There are situations in which surfaces are the "unique" examples with big mapping class groups. One such is closed manifolds of negative sectional curvature.
Theorem (Paulin): If $M$ is a closed $n$-dimensional manifold of negative sectional curvature and $n>2$ then $\mathrm{Out}(\pi_1M)=\mathrm{MCG}(M)$ is finite.
Proof: Paulin actually proved that if $\Gamma$ is a torsion-free word-hyperbolic group (such as the fundamental group of a closed manifold of negative curvature) and $\mathrm{Out}(\Gamma)$ is infinite then $\Gamma$ splits over a cyclic subgroup, say as $\Gamma=A*_CB$ for $C$ cyclic. (There is also the HNN-extension case, which is similar.)
Mayer--Vietoris now gives that
$\ldots\to H^{n-1}(C)\to H^n(M)\to H^n(A)\oplus H^n(B) \to H^n(C)\to\ldots$
is exact.
Since $n>2$, $H^{n-1}(C)\cong H^n(C)\cong 0$ and so $H^n(M)\cong H^n(A)\oplus H^n(B)$. But Strebel's theorem implies that $H^n(A)\cong H^n(B)\cong 0$ , a contradiction. QED
(Here, I'm taking $\mathrm{MCG}(M)$ to mean $\pi_0$ of self-homotopy-equivalences. Since negatively curved manifolds are aspherical, this coincides with $\mathrm{Out}(\pi_1M)$.)
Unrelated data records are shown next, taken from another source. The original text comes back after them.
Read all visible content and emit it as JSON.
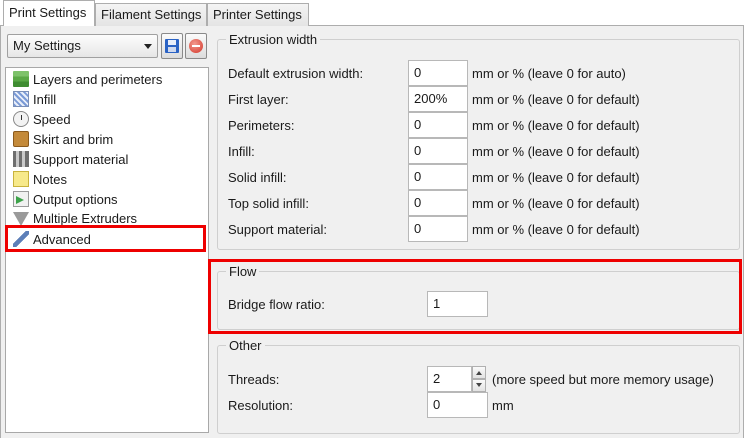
{
  "tabs": [
    {
      "label": "Print Settings"
    },
    {
      "label": "Filament Settings"
    },
    {
      "label": "Printer Settings"
    }
  ],
  "preset": {
    "selected": "My Settings"
  },
  "tree": {
    "items": [
      {
        "label": "Layers and perimeters",
        "icon": "layers-icon"
      },
      {
        "label": "Infill",
        "icon": "infill-icon"
      },
      {
        "label": "Speed",
        "icon": "speed-icon"
      },
      {
        "label": "Skirt and brim",
        "icon": "skirt-icon"
      },
      {
        "label": "Support material",
        "icon": "support-icon"
      },
      {
        "label": "Notes",
        "icon": "notes-icon"
      },
      {
        "label": "Output options",
        "icon": "output-icon"
      },
      {
        "label": "Multiple Extruders",
        "icon": "extruders-icon"
      },
      {
        "label": "Advanced",
        "icon": "wrench-icon"
      }
    ],
    "selected": "Advanced"
  },
  "extrusion_width": {
    "title": "Extrusion width",
    "rows": [
      {
        "label": "Default extrusion width:",
        "value": "0",
        "unit": "mm or % (leave 0 for auto)"
      },
      {
        "label": "First layer:",
        "value": "200%",
        "unit": "mm or % (leave 0 for default)"
      },
      {
        "label": "Perimeters:",
        "value": "0",
        "unit": "mm or % (leave 0 for default)"
      },
      {
        "label": "Infill:",
        "value": "0",
        "unit": "mm or % (leave 0 for default)"
      },
      {
        "label": "Solid infill:",
        "value": "0",
        "unit": "mm or % (leave 0 for default)"
      },
      {
        "label": "Top solid infill:",
        "value": "0",
        "unit": "mm or % (leave 0 for default)"
      },
      {
        "label": "Support material:",
        "value": "0",
        "unit": "mm or % (leave 0 for default)"
      }
    ]
  },
  "flow": {
    "title": "Flow",
    "bridge_label": "Bridge flow ratio:",
    "bridge_value": "1"
  },
  "other": {
    "title": "Other",
    "threads_label": "Threads:",
    "threads_value": "2",
    "threads_note": "(more speed but more memory usage)",
    "resolution_label": "Resolution:",
    "resolution_value": "0",
    "resolution_unit": "mm"
  },
  "highlight_color": "#ee0000"
}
This is actually an instance of a much more general phenomenon. In good situations, JSJ theory tells us that $\mathrm{Out}(\Gamma)$ can be 'broken up' into pieces which are essentially mapping class groups of surfaces and tori. This happens in the case of irreducible 3-manifolds, for instance.